Tip three, and in some ways most importantly from a long-term perspective, be strategic where you can. The crisis will end, and the tools and processes created and tested today will be known. Therefore, make decisions that will have lasting value, or make plans to do so, where you know the temporary solutions won't last.

The reality is that patients, consumers, and providers will be using these new virtual tools at a scale that hasn't been seen before, for months likely. Those will become embedded in the care model. Changing those may be difficult, and planning for the long term is something not to lose sight of.

In terms of providing the very best care, what can folks do to assure and extend that? Take care of providers and staff. Use them at the top of their license. Automate as much as possible, and leverage virtual tools to use quarantined light duty and retired staff to help from home.

Providers are disproportionally affected by the virus and need to quarantine. That doesn't mean they can't continue to help for others if they're not too sick themselves. That's a terrific way to utilize technology to make improvements.

The COVID-19 crisis has created disruptive, long-lasting change to the care delivery environment. Absolutely without a doubt. The fact is that virtual health digital solutions today are robust, and the technology is there. What's really prevented this from becoming a more mainstream element to care is the regulatory and cultural barriers that exist. Barriers that vary state by state.

Cultural barriers include a lack of knowledge and trust in the tools to deliver quality health care. That's limited virtual health as a mainstream tool, but that glass has been broken. Its use is becoming more and more common and more accepted as quality care across the US. I believe that it is a lasting change, that the virtual care model is here to stay.

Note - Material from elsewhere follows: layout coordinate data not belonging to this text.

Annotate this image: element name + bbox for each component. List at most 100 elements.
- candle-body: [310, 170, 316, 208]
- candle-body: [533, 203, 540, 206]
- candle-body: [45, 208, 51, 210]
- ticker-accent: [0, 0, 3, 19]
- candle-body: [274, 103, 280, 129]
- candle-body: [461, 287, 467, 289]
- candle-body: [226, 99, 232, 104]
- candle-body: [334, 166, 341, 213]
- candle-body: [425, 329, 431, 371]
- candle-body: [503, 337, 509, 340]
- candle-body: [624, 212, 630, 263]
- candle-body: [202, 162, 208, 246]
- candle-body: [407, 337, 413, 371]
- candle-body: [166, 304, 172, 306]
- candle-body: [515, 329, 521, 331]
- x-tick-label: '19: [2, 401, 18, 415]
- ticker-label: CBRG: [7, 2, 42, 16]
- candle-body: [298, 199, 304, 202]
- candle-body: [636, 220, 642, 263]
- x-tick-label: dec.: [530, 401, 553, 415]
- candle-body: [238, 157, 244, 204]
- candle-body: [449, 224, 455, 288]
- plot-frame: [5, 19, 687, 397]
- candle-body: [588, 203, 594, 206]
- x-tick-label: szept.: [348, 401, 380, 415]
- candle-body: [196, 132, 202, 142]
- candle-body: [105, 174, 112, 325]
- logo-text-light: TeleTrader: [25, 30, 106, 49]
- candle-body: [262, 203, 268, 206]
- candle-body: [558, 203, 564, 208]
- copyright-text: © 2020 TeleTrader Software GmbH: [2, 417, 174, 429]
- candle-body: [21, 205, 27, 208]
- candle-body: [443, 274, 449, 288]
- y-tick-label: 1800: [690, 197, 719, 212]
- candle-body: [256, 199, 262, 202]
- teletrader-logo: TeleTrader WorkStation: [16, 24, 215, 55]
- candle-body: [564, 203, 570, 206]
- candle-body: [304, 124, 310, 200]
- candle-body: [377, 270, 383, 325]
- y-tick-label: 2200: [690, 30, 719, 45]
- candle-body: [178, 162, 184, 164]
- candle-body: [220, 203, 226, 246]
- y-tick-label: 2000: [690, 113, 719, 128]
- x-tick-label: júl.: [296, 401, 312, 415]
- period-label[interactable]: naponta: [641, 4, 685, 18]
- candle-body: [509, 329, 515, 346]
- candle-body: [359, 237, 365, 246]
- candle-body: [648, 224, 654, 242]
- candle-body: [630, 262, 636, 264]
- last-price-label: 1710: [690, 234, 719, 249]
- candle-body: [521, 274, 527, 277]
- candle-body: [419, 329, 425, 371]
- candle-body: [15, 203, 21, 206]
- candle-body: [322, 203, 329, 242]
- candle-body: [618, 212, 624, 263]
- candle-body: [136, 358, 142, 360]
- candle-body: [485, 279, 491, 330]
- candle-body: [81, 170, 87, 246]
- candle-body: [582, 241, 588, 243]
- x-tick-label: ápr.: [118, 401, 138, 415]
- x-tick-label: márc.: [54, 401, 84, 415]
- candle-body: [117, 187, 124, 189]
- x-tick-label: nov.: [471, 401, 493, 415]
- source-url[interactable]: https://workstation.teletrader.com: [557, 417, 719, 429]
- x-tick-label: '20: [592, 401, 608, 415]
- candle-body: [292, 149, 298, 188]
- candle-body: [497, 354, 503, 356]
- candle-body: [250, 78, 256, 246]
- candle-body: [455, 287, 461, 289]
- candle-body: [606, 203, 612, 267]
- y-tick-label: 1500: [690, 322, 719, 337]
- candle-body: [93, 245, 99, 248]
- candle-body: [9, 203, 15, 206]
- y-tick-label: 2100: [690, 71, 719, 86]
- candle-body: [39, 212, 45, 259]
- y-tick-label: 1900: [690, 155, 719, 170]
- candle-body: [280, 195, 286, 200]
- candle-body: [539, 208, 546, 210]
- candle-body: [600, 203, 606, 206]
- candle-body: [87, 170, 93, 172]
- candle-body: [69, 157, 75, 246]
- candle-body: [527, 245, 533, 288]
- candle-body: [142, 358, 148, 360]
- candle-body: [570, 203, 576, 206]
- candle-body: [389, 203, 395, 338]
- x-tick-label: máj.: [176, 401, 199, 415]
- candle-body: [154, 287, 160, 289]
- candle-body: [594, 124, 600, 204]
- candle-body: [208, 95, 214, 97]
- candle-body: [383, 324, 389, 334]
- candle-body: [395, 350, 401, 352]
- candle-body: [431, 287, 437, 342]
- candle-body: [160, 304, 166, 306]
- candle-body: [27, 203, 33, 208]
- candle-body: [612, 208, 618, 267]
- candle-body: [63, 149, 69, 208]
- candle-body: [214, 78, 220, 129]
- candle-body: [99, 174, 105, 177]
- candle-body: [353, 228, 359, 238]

I do have a couple of future predictions that I would make as far as it comes to what this means for virtual care overall. First in the near term, I think regulatory easing that's occurred will become permanent. Virtual triage, virtual visit, and remote monitoring will truly become mainstream parts of the care model.

Midterm, I see virtual being able to handle more conditions and higher acuity as tools and knowledge increases. I expect digital care centers that manage supply and demand of care will become ubiquitous. Long term, I think the cost of care will fall, administrative burdens reduce, and population health will increase.

As far as anything else to add, I would say I'm incredibly excited about the opportunity for virtual health and the ability to advance the model of care. These are really challenging times. I truly wish, and all of AVIA wishes, the best for all patients, providers, staff, and their families affected by COVID-19.

It's been amazing to see how we're coming together as communities in the face of this crisis. I truly believe there's no limit to what we can achieve in responding to it and improving health care for the country.